Source limits: Free-tier notebooks support up to 50 sources per notebook. NotebookLM Plus supports up to 300 sources per notebook. Text sources can be up to 500,000 words each. Audio and video sources are subject to transcription length limits — very long recordings may need to be split into segments. Google Sheets are parsed with their full data, though extremely large spreadsheets may benefit from being focused on the most relevant tabs or ranges before upload.
Processing time: Text sources (PDFs, Google Docs, web pages, pasted text) are indexed almost instantly. YouTube videos and audio files require transcription processing time, which varies by length — a 60-minute recording typically processes in a few minutes. Google Sheets and images are processed quickly. All sources become fully queryable once processing is complete.
Mix source types deliberately. Use YouTube for “how” knowledge (tutorials, demonstrations, walkthroughs), PDFs and documents for “what” knowledge (reports, papers, specifications), audio for “who said what” knowledge (meetings, interviews, podcast insights), and spreadsheets for “how much” knowledge (metrics, data, measurements). Each format captures a different dimension of understanding.
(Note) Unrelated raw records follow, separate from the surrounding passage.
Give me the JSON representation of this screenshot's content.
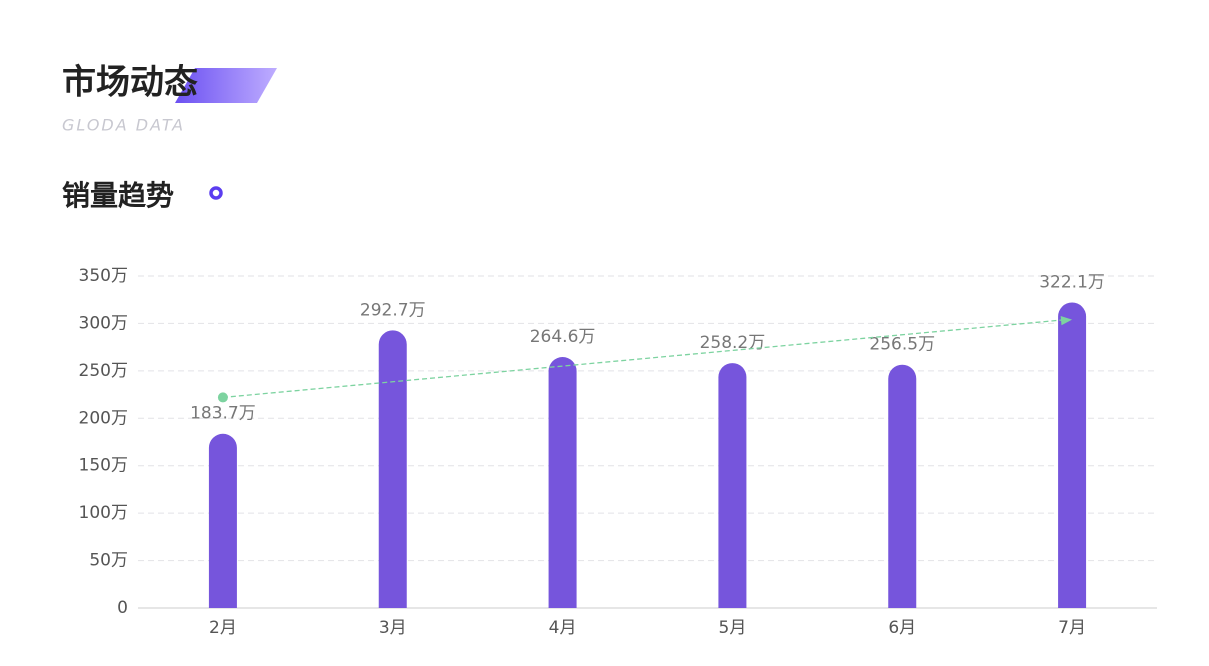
{
  "header": {
    "title": "市场动态",
    "subtitle": "GLODA DATA"
  },
  "chart_data": {
    "type": "bar",
    "title": "销量趋势",
    "categories": [
      "2月",
      "3月",
      "4月",
      "5月",
      "6月",
      "7月"
    ],
    "values": [
      183.7,
      292.7,
      264.6,
      258.2,
      256.5,
      322.1
    ],
    "value_labels": [
      "183.7万",
      "292.7万",
      "264.6万",
      "258.2万",
      "256.5万",
      "322.1万"
    ],
    "color": "#7655dc",
    "ylim": [
      0,
      350
    ],
    "yticks": [
      0,
      {
        "value": 50,
        "label": "50万"
      },
      {
        "value": 100,
        "label": "100万"
      },
      {
        "value": 150,
        "label": "150万"
      },
      {
        "value": 200,
        "label": "200万"
      },
      {
        "value": 250,
        "label": "250万"
      },
      {
        "value": 300,
        "label": "300万"
      },
      {
        "value": 350,
        "label": "350万"
      }
    ],
    "grid": true,
    "trendline": {
      "start": 222,
      "end": 304,
      "color": "#7dd3a0"
    }
  }
}
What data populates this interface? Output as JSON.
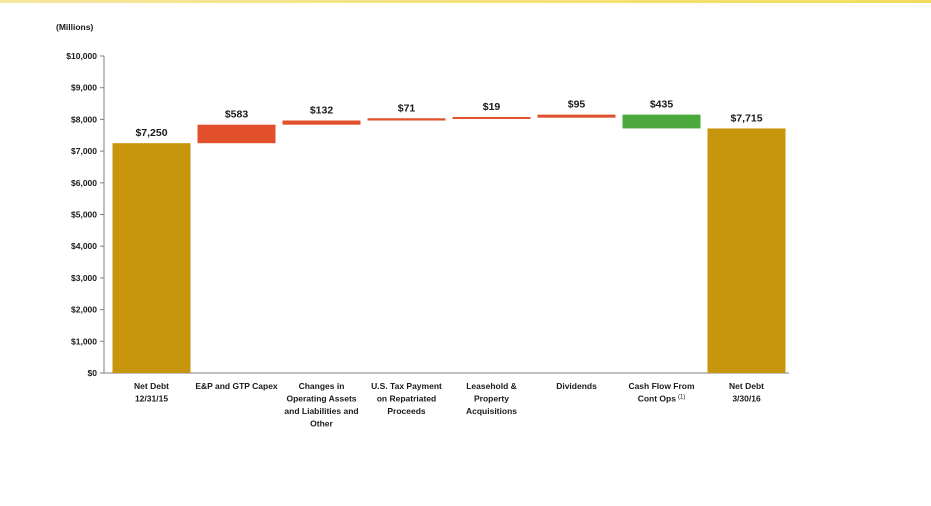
{
  "chart_data": {
    "type": "bar",
    "subtype": "waterfall",
    "unit_label": "(Millions)",
    "ylim": [
      0,
      10000
    ],
    "yticks": [
      "$0",
      "$1,000",
      "$2,000",
      "$3,000",
      "$4,000",
      "$5,000",
      "$6,000",
      "$7,000",
      "$8,000",
      "$9,000",
      "$10,000"
    ],
    "grid": false,
    "legend": "none",
    "categories": [
      {
        "lines": [
          "Net Debt",
          "12/31/15"
        ],
        "footnote": ""
      },
      {
        "lines": [
          "E&P and GTP Capex"
        ],
        "footnote": ""
      },
      {
        "lines": [
          "Changes in",
          "Operating Assets",
          "and Liabilities and",
          "Other"
        ],
        "footnote": ""
      },
      {
        "lines": [
          "U.S. Tax Payment",
          "on Repatriated",
          "Proceeds"
        ],
        "footnote": ""
      },
      {
        "lines": [
          "Leasehold &",
          "Property",
          "Acquisitions"
        ],
        "footnote": ""
      },
      {
        "lines": [
          "Dividends"
        ],
        "footnote": ""
      },
      {
        "lines": [
          "Cash Flow From",
          "Cont Ops"
        ],
        "footnote": "(1)"
      },
      {
        "lines": [
          "Net Debt",
          "3/30/16"
        ],
        "footnote": ""
      }
    ],
    "bars": [
      {
        "kind": "total",
        "start": 0,
        "end": 7250,
        "label": "$7,250"
      },
      {
        "kind": "increase",
        "start": 7250,
        "end": 7833,
        "label": "$583"
      },
      {
        "kind": "increase",
        "start": 7833,
        "end": 7965,
        "label": "$132"
      },
      {
        "kind": "increase",
        "start": 7965,
        "end": 8036,
        "label": "$71"
      },
      {
        "kind": "increase",
        "start": 8036,
        "end": 8055,
        "label": "$19"
      },
      {
        "kind": "increase",
        "start": 8055,
        "end": 8150,
        "label": "$95"
      },
      {
        "kind": "decrease",
        "start": 8150,
        "end": 7715,
        "label": "$435"
      },
      {
        "kind": "total",
        "start": 0,
        "end": 7715,
        "label": "$7,715"
      }
    ],
    "colors": {
      "total": "#c8960c",
      "increase": "#e2502b",
      "decrease": "#4aa83c",
      "axis": "#7f7f7f",
      "text": "#1a1a1a"
    }
  }
}
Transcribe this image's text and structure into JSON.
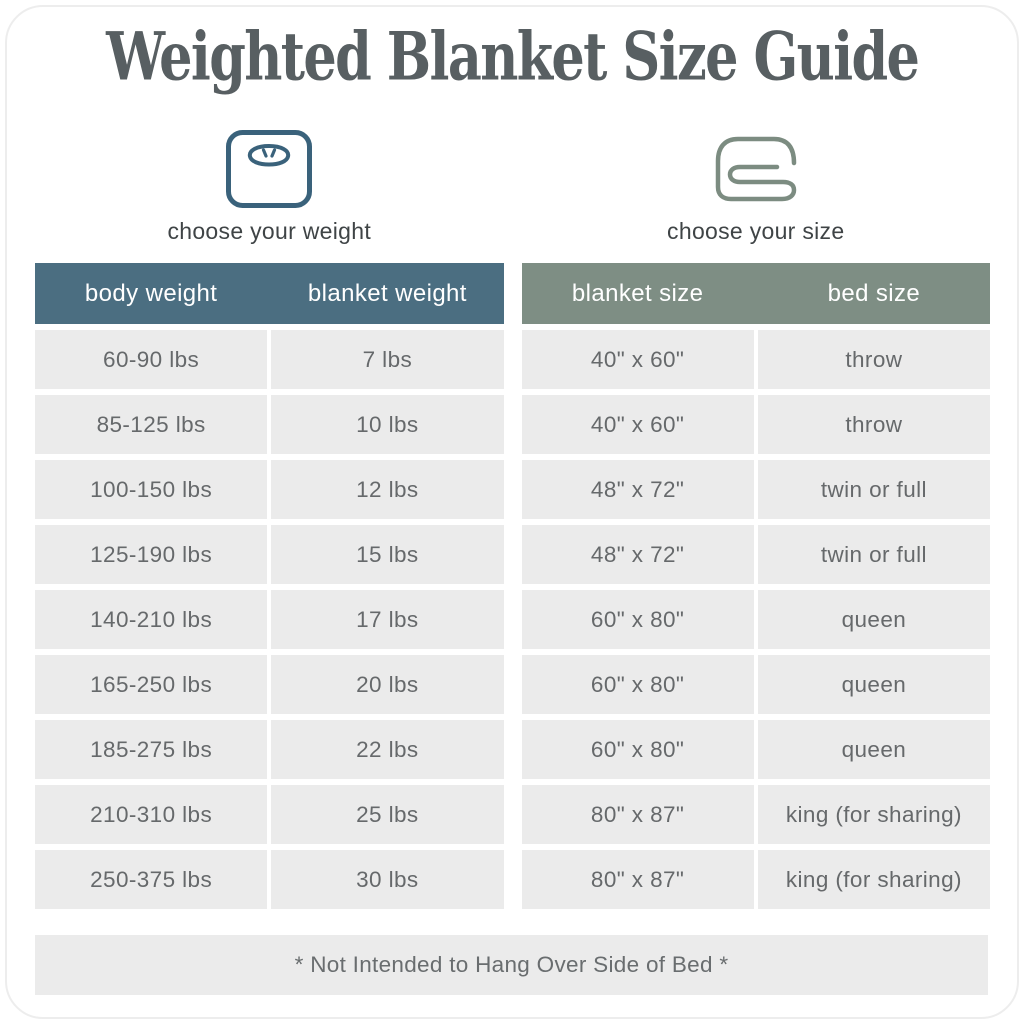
{
  "page": {
    "title": "Weighted Blanket Size Guide",
    "footer_note": "* Not Intended to Hang Over Side of Bed *"
  },
  "icons": {
    "weight": "scale-icon",
    "size": "blanket-icon"
  },
  "colors": {
    "weight_header_bg": "#4b6e81",
    "size_header_bg": "#7e8e84",
    "row_bg": "#ebebeb",
    "header_text": "#ffffff",
    "cell_text": "#66696b",
    "caption_text": "#3f4446",
    "title_text": "#585f62",
    "scale_icon": "#3a627b",
    "blanket_icon": "#7c8c81",
    "card_border": "#ededed"
  },
  "chart_data": [
    {
      "type": "table",
      "title": "choose your weight",
      "columns": [
        "body weight",
        "blanket weight"
      ],
      "rows": [
        [
          "60-90 lbs",
          "7 lbs"
        ],
        [
          "85-125 lbs",
          "10 lbs"
        ],
        [
          "100-150 lbs",
          "12 lbs"
        ],
        [
          "125-190 lbs",
          "15 lbs"
        ],
        [
          "140-210 lbs",
          "17 lbs"
        ],
        [
          "165-250 lbs",
          "20 lbs"
        ],
        [
          "185-275 lbs",
          "22 lbs"
        ],
        [
          "210-310 lbs",
          "25 lbs"
        ],
        [
          "250-375 lbs",
          "30 lbs"
        ]
      ]
    },
    {
      "type": "table",
      "title": "choose your size",
      "columns": [
        "blanket size",
        "bed size"
      ],
      "rows": [
        [
          "40\" x 60\"",
          "throw"
        ],
        [
          "40\" x 60\"",
          "throw"
        ],
        [
          "48\" x 72\"",
          "twin or full"
        ],
        [
          "48\" x 72\"",
          "twin or full"
        ],
        [
          "60\" x 80\"",
          "queen"
        ],
        [
          "60\" x 80\"",
          "queen"
        ],
        [
          "60\" x 80\"",
          "queen"
        ],
        [
          "80\" x 87\"",
          "king (for sharing)"
        ],
        [
          "80\" x 87\"",
          "king (for sharing)"
        ]
      ]
    }
  ]
}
Name sources clearly. Descriptive source names make citations interpretable at a glance. “Q1-earnings-call-audio” tells you exactly what NotebookLM is citing. “recording3.mp3” tells you nothing. For YouTube sources, NotebookLM uses the video title, but verify it is descriptive enough to distinguish from other videos in the same notebook.
Test cross-format queries early. After uploading sources in multiple formats, run a test query that should draw on at least two different source types. If the answer only cites one format, check that the other sources have finished processing and are properly indexed. This early verification prevents frustration when you run more sophisticated prompts later.